Another general approach for handling imbalanced datasets consists of using focal losses^30,31, which are functions that often implement a modulating term, commonly the cross-entropy, to enable learning to focus on hard negative examples. Lu et al.³² propose a shrinkage loss to enhance control on the focus samples and penalize the importance of easy samples while keeping the loss of hard samples unchanged. They report improvements compared to the original focal loss that penalizes both the easy and hard samples. Focal losses are very efficient in handling class imbalance, but they also struggle to tackle data imbalance within samples, as in precipitation data. In this sense, histogram-based and focal losses are not inherently adequate for our problem. We propose to address this by quantizing the reconstruction losses, which would take errors on individual quantiles equally into account when training the model.

Method

The VAE defines a joint distribution between the input data space $x\in \mathcal {X}$ and the latent space $z\in \mathcal {Z}$. Commonly, we assume a simple prior distribution p(z) over the latent variables, such as a Gaussian N(0, I)¹⁸. The data generation process consists of two steps: (1) a value z is sampled from the prior p(z); (2) a value x is generated from a conditional distribution $p_{\theta }(x|z)$ (also usually assumed to be Gaussian), which is parameterized by a neural network: the decoder^17,18. So, given a code z, the decoder produces a distribution over the possible corresponding values of x¹⁷.

The posterior $p_{\theta }(z|x) = p_{\theta }(x|z)p(z)/p_{\theta }(x)$, on the other hand, is often intractable, as is the optimization of the likelihood $p_{\theta }(x)$. The proposed solution in the VAE framework is to approximate the intractable posterior with $q_{\phi }(z|x)$, again assumed to be Gaussian. A neural network, the encoder, parameterizes $q_{\theta }(z|x)$: given a sample x, the encoder produces a distribution over the possible z values from which x could have been generated¹⁷.

The standard VAE^17,18,23 loss to be minimized has two components, namely, a reconstruction term $L_{rec}$ and a regularization term $L_{reg}$:

$$\begin{aligned} \mathcal {L}(x) = L_{rec}(x) + L_{reg}(x) \equiv - \mathbb {E}_{q_{\phi }(z|x)}[\text {log}\, p_{\theta }(x|z)] + D_{KL}(q_{\phi }(z|x)||p(z)) \end{aligned}$$

(1)

where $D_{KL}$ is the KL divergence between the approximate posterior $q_{\phi }(z|x)$ and the prior p(z). The $L_{rec}$ term maximizes the log likelihood of observing data point x given its inferred latent variables¹⁸. As $p_{\theta }(x|z)$ is frequently assumed to be Gaussian, $L_{rec}$ is often the mean squared error (MSE) between samples x and their reconstructions $\hat{x}$^17,23.

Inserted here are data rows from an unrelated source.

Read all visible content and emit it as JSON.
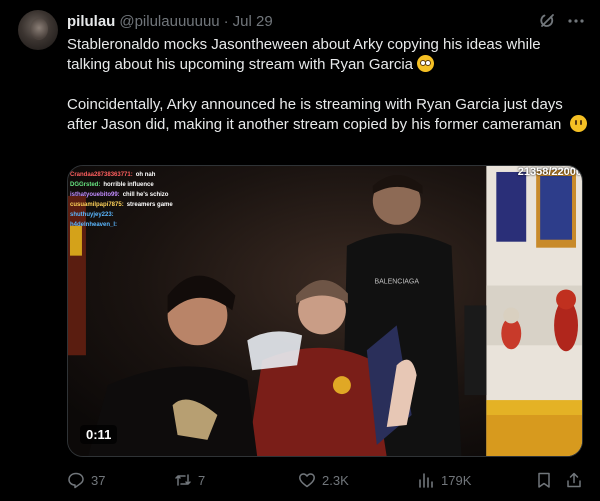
{
  "author": {
    "display_name": "pilulau",
    "handle": "@pilulauuuuuu",
    "separator": "·",
    "date": "Jul 29"
  },
  "tweet": {
    "paragraph1": "Stableronaldo mocks Jasontheween about Arky copying his ideas while talking about his upcoming stream with Ryan Garcia",
    "paragraph2": "Coincidentally, Arky announced he is streaming with Ryan Garcia just days after Jason did, making it another stream copied by his former cameraman"
  },
  "media": {
    "viewer_count": "21358/22000",
    "duration": "0:11",
    "chat": [
      {
        "user": "Crandaa28738363771:",
        "text": "oh nah"
      },
      {
        "user": "DGGrsted:",
        "text": "horrible influence"
      },
      {
        "user": "isthatyouebito99:",
        "text": "chill he's schizo"
      },
      {
        "user": "cusuamilpapi7875:",
        "text": "streamers game"
      },
      {
        "user": "shuthuyjey223:",
        "text": ""
      },
      {
        "user": "h4delnheaven_l:",
        "text": ""
      }
    ],
    "shirt_text": "BALENCIAGA"
  },
  "actions": {
    "replies": "37",
    "reposts": "7",
    "likes": "2.3K",
    "views": "179K"
  },
  "icons": {
    "grok": "grok-icon",
    "more": "more-icon",
    "reply": "reply-icon",
    "repost": "repost-icon",
    "like": "heart-icon",
    "views": "views-icon",
    "bookmark": "bookmark-icon",
    "share": "share-icon"
  },
  "colors": {
    "background": "#000000",
    "text": "#e7e9ea",
    "muted": "#71767b",
    "border": "#2f3336"
  }
}
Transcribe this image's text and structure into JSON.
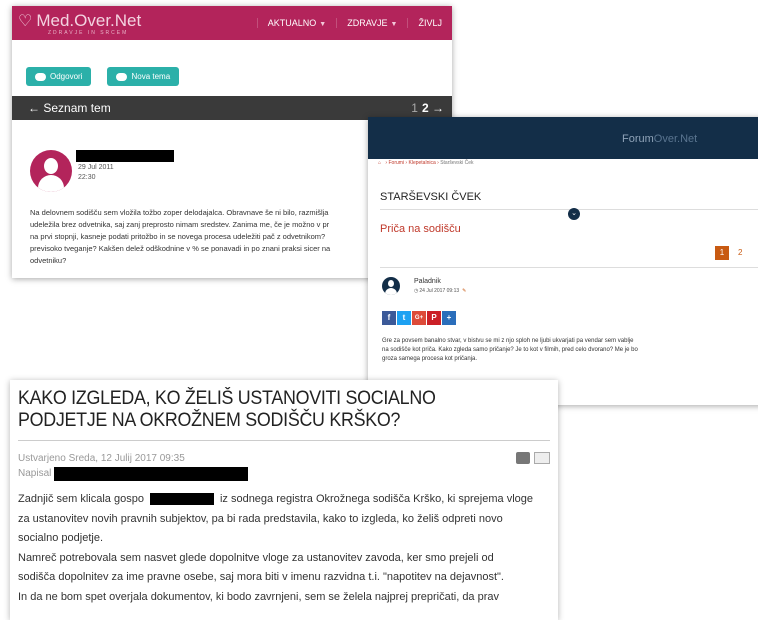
{
  "medovernet": {
    "logo": "Med.Over.Net",
    "tagline": "ZDRAVJE IN SRCEM",
    "nav": [
      "AKTUALNO",
      "ZDRAVJE",
      "ŽIVLJ"
    ],
    "reply_btn": "Odgovori",
    "new_topic_btn": "Nova tema",
    "back_label": "Seznam tem",
    "pages_prev": "1",
    "pages_current": "2",
    "post_date": "29 Jul 2011",
    "post_time": "22:30",
    "post_text": "Na delovnem sodišču sem vložila tožbo zoper delodajalca. Obravnave še ni bilo, razmišlja\nudeležila brez odvetnika, saj zanj preprosto nimam sredstev. Zanima me, če je možno v pr\nna prvi stopnji, kasneje podati pritožbo in se novega procesa udeležiti pač z odvetnikom?\nprevisoko tveganje? Kakšen delež odškodnine v % se ponavadi in po znani praksi sicer na\nodvetniku?"
  },
  "forumovernet": {
    "title_a": "Forum",
    "title_b": "Over.Net",
    "crumbs": [
      "Forumi",
      "Klepetalnica",
      "Starševski Ček"
    ],
    "section": "STARŠEVSKI ČVEK",
    "topic": "Priča na sodišču",
    "page_active": "1",
    "page_other": "2",
    "user": "Paladnik",
    "date": "24 Jul 2017 09:13",
    "share_icons": [
      "f",
      "t",
      "G+",
      "P",
      "+"
    ],
    "post_text": "Gre za povsem banalno stvar, v bistvu se mi z njo sploh ne ljubi ukvarjati pa vendar sem vablje\nna sodišče kot priča. Kako zgleda samo pričanje? Je to kot v filmih, pred celo dvorano? Me je bo\ngroza samega procesa kot pričanja."
  },
  "article": {
    "title": "KAKO IZGLEDA, KO ŽELIŠ USTANOVITI SOCIALNO PODJETJE NA OKROŽNEM SODIŠČU KRŠKO?",
    "meta_created": "Ustvarjeno Sreda, 12 Julij 2017 09:35",
    "meta_author_label": "Napisal",
    "para1_a": "Zadnjič sem klicala gospo",
    "para1_b": "iz sodnega registra Okrožnega sodišča Krško, ki sprejema vloge\nza ustanovitev novih pravnih subjektov, pa bi rada predstavila, kako to izgleda, ko želiš odpreti novo\nsocialno podjetje.",
    "para2": "Namreč potrebovala sem nasvet glede dopolnitve vloge za ustanovitev zavoda, ker smo prejeli od\nsodišča dopolnitev za ime pravne osebe, saj mora biti v imenu razvidna t.i. \"napotitev na dejavnost\".\nIn da ne bom spet overjala dokumentov, ki bodo zavrnjeni, sem se želela najprej prepričati, da prav"
  },
  "colors": {
    "medovernet_brand": "#b3245b",
    "medovernet_button": "#2bb0a9",
    "forum_header": "#132e48",
    "forum_accent": "#c0392b"
  }
}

Subsequent works^18,19,20 have investigated alternative regularization approaches to alleviate the negative impact that the KL divergence might have in the decoder reconstruction performance. InfoVAE¹⁸ rewrites the VAE objective and explores other divergences, such as Maximum Mean Discrepancy (MMD)³³, that presented the best results. MMD measures the distance between two distributions by comparing their moments using kernel embeddings. We follow this idea and use the MMD as the regularization loss in our experiments.

We describe the proposed quantized reconstruction losses below as well as the focal losses we used as baselines for comparison.

Quantized reconstruction losses

In the first approach, we propose penalizing the reconstruction loss according to the observed values’ frequency by quantizing the reconstruction loss and averaging the reconstruction losses for each quantile. Formally:

$$\begin{aligned} L_{rec_{qt}} = \sum _{j}^{B} \frac{1}{|\Omega _j|} \sum _{i \in \Omega _j}^{} ||x_i-\hat{x_i}|| \end{aligned}$$

(2)

where $\Omega _j$ is the set of pixel indices whose values are inside a given bin $b_j$ considering the input data histogram h(x).

The second approach slightly differs from the first one and weights the quantized reconstruction losses by the inverse likelihood of a given value based on the histogram frequency distribution. We define a histogram-based penalty function, $\omega _j$, that weights the losses depending on its frequency value. Formally:

$$\begin{aligned} L_{rec_{wqt}} = \sum _{j}^{B} \frac{1}{|\Omega _j|} \sum _{i \in \Omega _j}^{} \omega _j(x_i)\cdot ||x_i-\hat{x_i}|| \end{aligned}$$

(3)

where $\omega _j|j\in B$ is the histogram-based penalization function:

$$\begin{aligned} \omega _j(x_i) = 1 - h_j(x_i) \end{aligned}$$

(4)

Here, h(x) is the normalized histogram of a given input data x considering B bins, where the normalization consists of dividing the bin counts by the maximum bin count observed for x. $h_j(x) \in [0,1]$ gives the normalized frequency for a pixel value regarding a bin $b_j$.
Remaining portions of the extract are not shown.